15.1.09

Somos presos comuns

O Globo, Opinião, 15/01/2009:

Somos presos comuns

STEPAN NERCESSIAN

Em Copacabana o cidadão me para, declara-se meu eleitor e dispara: - E aí, meu vereador, posso confiar que este ano sai o Código de Ética?

- Vamos trabalhar para isso, vamos trabalhar.

Vale lembrar que um pouco antes das últimas eleições, em um longo julgamento no STF, do qual participaram onze ministros, seis decidiram liberar os candidatos que respondem a processos na Justiça - os chamados “fichas sujas”, para que pudessem concorrer nas eleições municipais.

Temos aqui na Câmara um projeto em andamento. O que mais se escuta é que, tal como está, receberá muitas emendas e um semestre mais se passará sem que seja votado.

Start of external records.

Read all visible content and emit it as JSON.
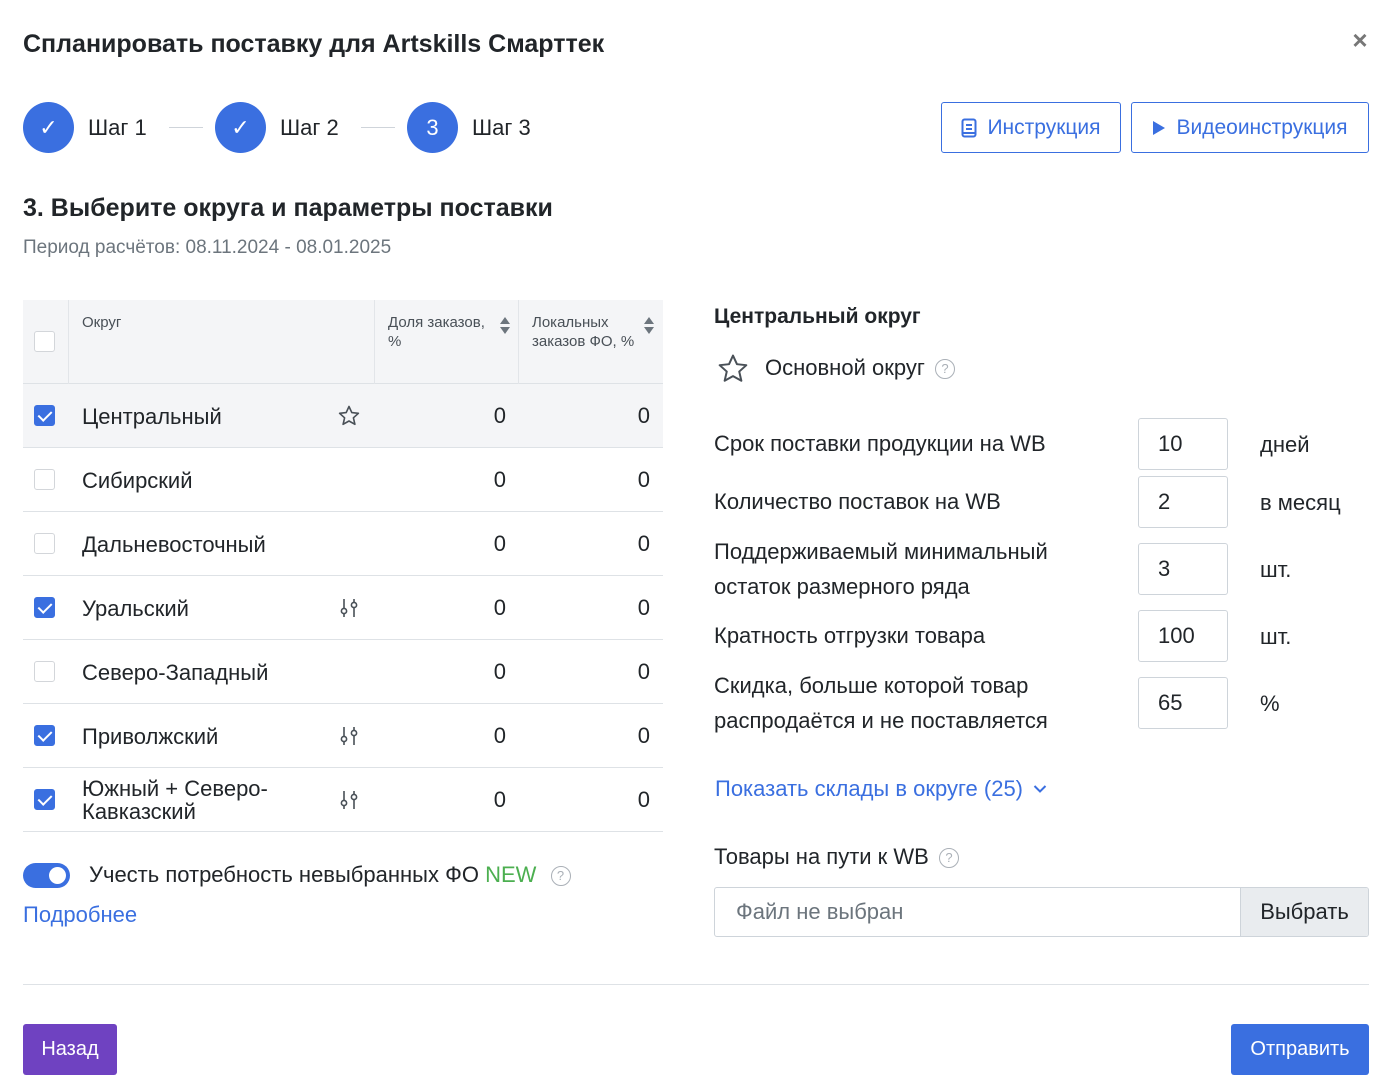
{
  "modal": {
    "title": "Спланировать поставку для Artskills Смарттек",
    "close_icon": "close-icon"
  },
  "stepper": {
    "steps": [
      {
        "label": "Шаг 1",
        "state": "done",
        "marker": "✓"
      },
      {
        "label": "Шаг 2",
        "state": "done",
        "marker": "✓"
      },
      {
        "label": "Шаг 3",
        "state": "current",
        "marker": "3"
      }
    ]
  },
  "toolbar": {
    "instruction_label": "Инструкция",
    "video_label": "Видеоинструкция"
  },
  "section": {
    "title": "3. Выберите округа и параметры поставки",
    "period": "Период расчётов: 08.11.2024 - 08.01.2025"
  },
  "table": {
    "headers": {
      "district": "Округ",
      "share": "Доля заказов, %",
      "local": "Локальных заказов ФО, %"
    },
    "rows": [
      {
        "name": "Центральный",
        "checked": true,
        "icon": "star-icon",
        "share": "0",
        "local": "0"
      },
      {
        "name": "Сибирский",
        "checked": false,
        "icon": "",
        "share": "0",
        "local": "0"
      },
      {
        "name": "Дальневосточный",
        "checked": false,
        "icon": "",
        "share": "0",
        "local": "0"
      },
      {
        "name": "Уральский",
        "checked": true,
        "icon": "sliders-icon",
        "share": "0",
        "local": "0"
      },
      {
        "name": "Северо-Западный",
        "checked": false,
        "icon": "",
        "share": "0",
        "local": "0"
      },
      {
        "name": "Приволжский",
        "checked": true,
        "icon": "sliders-icon",
        "share": "0",
        "local": "0"
      },
      {
        "name": "Южный + Северо-Кавказский",
        "checked": true,
        "icon": "sliders-icon",
        "share": "0",
        "local": "0"
      }
    ]
  },
  "toggle": {
    "on": true,
    "label": "Учесть потребность невыбранных ФО",
    "badge": "NEW",
    "more_link": "Подробнее"
  },
  "district_panel": {
    "title": "Центральный округ",
    "main_label": "Основной округ",
    "params": [
      {
        "label_lines": [
          "Срок поставки продукции на WB"
        ],
        "value": "10",
        "unit": "дней"
      },
      {
        "label_lines": [
          "Количество поставок на WB"
        ],
        "value": "2",
        "unit": "в месяц"
      },
      {
        "label_lines": [
          "Поддерживаемый минимальный",
          "остаток размерного ряда"
        ],
        "value": "3",
        "unit": "шт."
      },
      {
        "label_lines": [
          "Кратность отгрузки товара"
        ],
        "value": "100",
        "unit": "шт."
      },
      {
        "label_lines": [
          "Скидка, больше которой товар",
          "распродаётся и не поставляется"
        ],
        "value": "65",
        "unit": "%"
      }
    ],
    "show_warehouses": "Показать склады в округе (25)",
    "goods_label": "Товары на пути к WB",
    "file_placeholder": "Файл не выбран",
    "file_button": "Выбрать"
  },
  "footer": {
    "back_label": "Назад",
    "send_label": "Отправить"
  },
  "colors": {
    "accent": "#3a6fe0",
    "back_button": "#6f42c1",
    "new_badge": "#4caf50"
  }
}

Pensamos, muitos vereadores, em criar a Comissão de Ética antes do código e nortear a ação dessa Comissão por preceitos escritos em decreto que prevêem punições e sanções até razoáveis “enquanto seu lobo não vem”.

Essa é uma parte do enredo, mas tem outras importantes de serem estudadas:

1. Vereador não tem imunidade parlamentar, assim como nenhum político deveria ter. Ao contrário dos deputados, senadores e ministros, vereador pode ser processado e preso em qualquer das 24 horas do dia sem autorização de ninguém.

2. Para ser vereador é necessário ser filiado a um partido político. Não tem vereador avulso, e inclusive o mandato pertence ao partido.

3. Os partidos têm regimento interno, estatuto e a maioria deles sua comissão de ética.

4. Para ser candidato o partido precisa promover o registro de cada um na Justiça Eleitoral, que tem um rol de exigências, documentos e certidões que são um verdadeiro raio X da vida pregressa do candidato a candidato.

5. A Justiça Eleitoral aceita o registro e promove as eleições apenas com nomes aprovados por ela.

6. O povo elege.

7. A Justiça Eleitoral diploma e empossa.

8. A Câmara tem regimento interno. O Município tem Lei Orgânica e o vereador eleito é obrigado a conhecê-la e respeitá-la.

9. A Constituição Federal, em seu art. 5º , inciso LVII, dispõe: “Ninguém será considerado culpado até o trânsito em julgado de sentença penal condenatória.” Dessa forma, a nossa lei maior garante o princípio da presunção de inocência.

Para não virar dez mandamentos fico nos nove.

Acredito que a discussão é mais profunda, pois o sujeito, antes de assumir, passa por diversas “peneiras”, que poderiam muito bem depurar a situação civil e criminal do postulante ao cargo público.

Existe o alistamento eleitoral, a filiação partidária, a convenção nos partidos para a escolha dos candidatos, a eleição, a diplomação e a posse. Chega a ser risível que só depois desse processo todo se descubra que o indivíduo é incapaz para exercer o cargo, salvo tenha cometido o crime ou delito no transcurso de uma dessas etapas.

O verdadeiro Código de Ética da Câmara Municipal deve ser escrito a muitas mãos. Não é voo solo. Por isso acredito que os partidos devem escolher melhor e com mais rigor seus candidatos; os eleitores, em quem votam; e os tribunais, a quem diplomam.

As portas deste Palácio estarão sempre abertas para a participação popular e para que a Justiça cumpra seus mandados de prisão sem precisar de autorização do plenário. Por enquanto, ao contrário das Câmaras estadual e federal, vereador ainda é parecido com o povo em geral, somos presos comuns, sem direito a prisão especial. Aproveitem.

STEPAN NERCESSIAN é ator, vereador (PPS) e atual vice-presidente da Câmara Municipal do Rio de Janeiro.